The interaction between CBZ and VPA is more complicated. As our results, literature data indicate that coadministration of VPA does not change plasma concentration of CBZ (6, 7 ).

In fact VPA decreases clearance of CBZ-10,11-epoxide by inhibiting epoxide hydrolase, leading to up to a 45% increase in the level of CBZ-10,11-epoxide and increased toxicity even at normal CBZ serum concentrations 7 . Furthermore, VPA; which is highly bound to plasma proteins can displace CBZ from their plasma-protein binding sites. So the free fraction may increase without concurrent changes in CBZ concentrations 6 .

These results may explain the presence of a statistically significant difference in CBZ C0/D between G1/G2 and G1/G4 and its absence between G1/G3. Unfortunately, in our study we have not measured plasma concentration of CBZ metabolites.

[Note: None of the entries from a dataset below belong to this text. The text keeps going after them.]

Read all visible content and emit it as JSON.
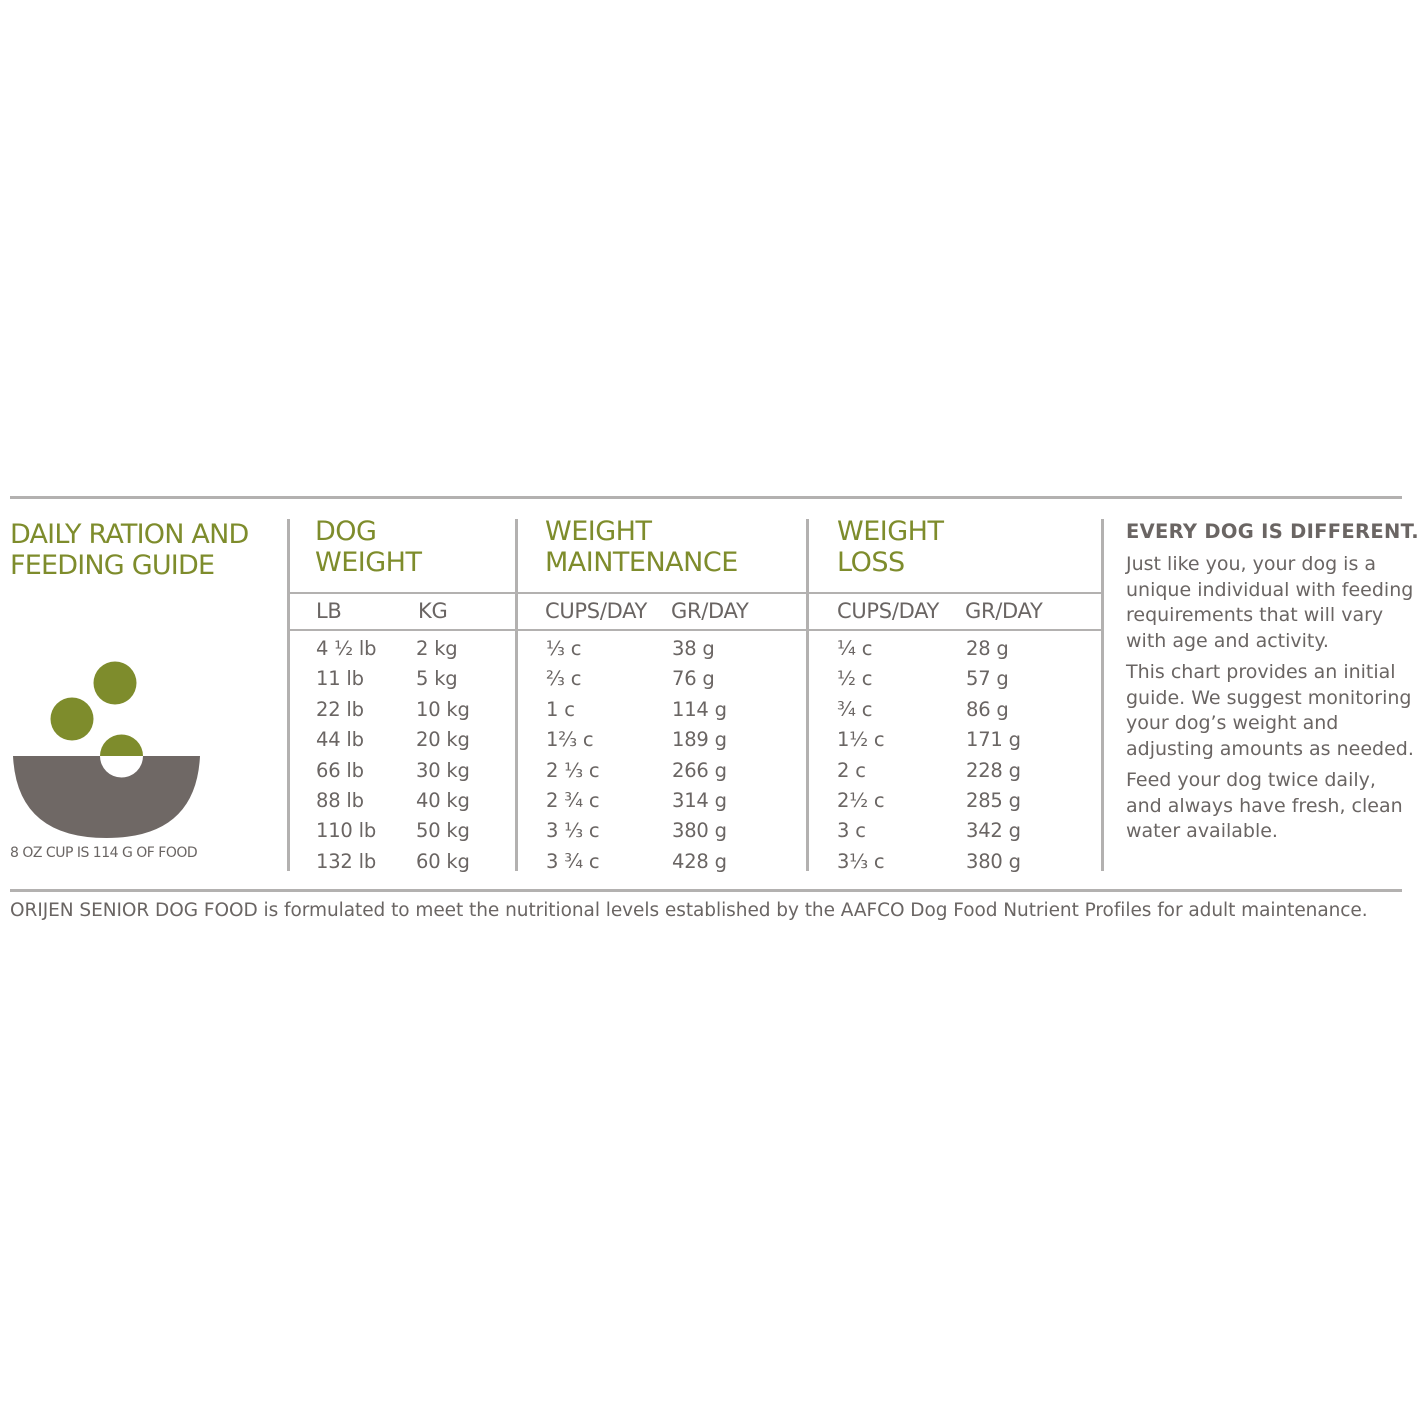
{
  "colors": {
    "accent": "#7e8c2c",
    "text": "#6a6563",
    "bowl": "#6f6865",
    "rule": "#b3b1b0"
  },
  "title": {
    "line1": "DAILY RATION AND",
    "line2": "FEEDING GUIDE"
  },
  "bowl_note": "8 OZ CUP IS 114 G OF FOOD",
  "table": {
    "groups": [
      {
        "line1": "DOG",
        "line2": "WEIGHT",
        "sub": [
          "LB",
          "KG"
        ]
      },
      {
        "line1": "WEIGHT",
        "line2": "MAINTENANCE",
        "sub": [
          "CUPS/DAY",
          "GR/DAY"
        ]
      },
      {
        "line1": "WEIGHT",
        "line2": "LOSS",
        "sub": [
          "CUPS/DAY",
          "GR/DAY"
        ]
      }
    ],
    "rows": [
      [
        "4 ½ lb",
        "2 kg",
        "⅓ c",
        "38 g",
        "¼ c",
        "28 g"
      ],
      [
        "11 lb",
        "5 kg",
        "⅔ c",
        "76 g",
        "½ c",
        "57 g"
      ],
      [
        "22 lb",
        "10 kg",
        "1 c",
        "114 g",
        "¾ c",
        "86 g"
      ],
      [
        "44 lb",
        "20 kg",
        "1⅔ c",
        "189 g",
        "1½ c",
        "171 g"
      ],
      [
        "66 lb",
        "30 kg",
        "2 ⅓ c",
        "266 g",
        "2 c",
        "228 g"
      ],
      [
        "88 lb",
        "40 kg",
        "2 ¾ c",
        "314 g",
        "2½ c",
        "285 g"
      ],
      [
        "110 lb",
        "50 kg",
        "3 ⅓ c",
        "380 g",
        "3 c",
        "342 g"
      ],
      [
        "132 lb",
        "60 kg",
        "3 ¾ c",
        "428 g",
        "3⅓ c",
        "380 g"
      ]
    ]
  },
  "side": {
    "heading": "EVERY DOG IS DIFFERENT.",
    "paragraphs": [
      "Just like you, your dog is a unique individual with feeding requirements that will vary with age and activity.",
      "This chart provides an initial guide. We suggest monitoring your dog’s weight and adjusting amounts as needed.",
      "Feed your dog twice daily, and always have fresh, clean water available."
    ]
  },
  "footer": "ORIJEN SENIOR DOG FOOD is formulated to meet the nutritional levels established by the AAFCO Dog Food Nutrient Profiles for adult maintenance."
}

Otherwise, the association of CBZ and VPA induce an increase in the metabolism of VPA and a subsequent reduction in its half-life. So it may be necessary to increase the dose of VPA to maintain clinical efficacy with the combination therapy 1 .

Conclusion:

In conclusion, it is important to check and to prevent the consequences of the interaction between CBZ and PHB or PHE in order to avoid inefficiency as demonstrated in our work by the important rate of subtherapeutic concentration in the group receiving this association (29.3% in G2, 33.8% in G4 versus 36% in G1).

At the same time it is also important to check drug interaction between CBZ and VPA because the interaction may interest the active metabolite 10, 11 epoxyde CBZ, which could lead to neurotoxicity.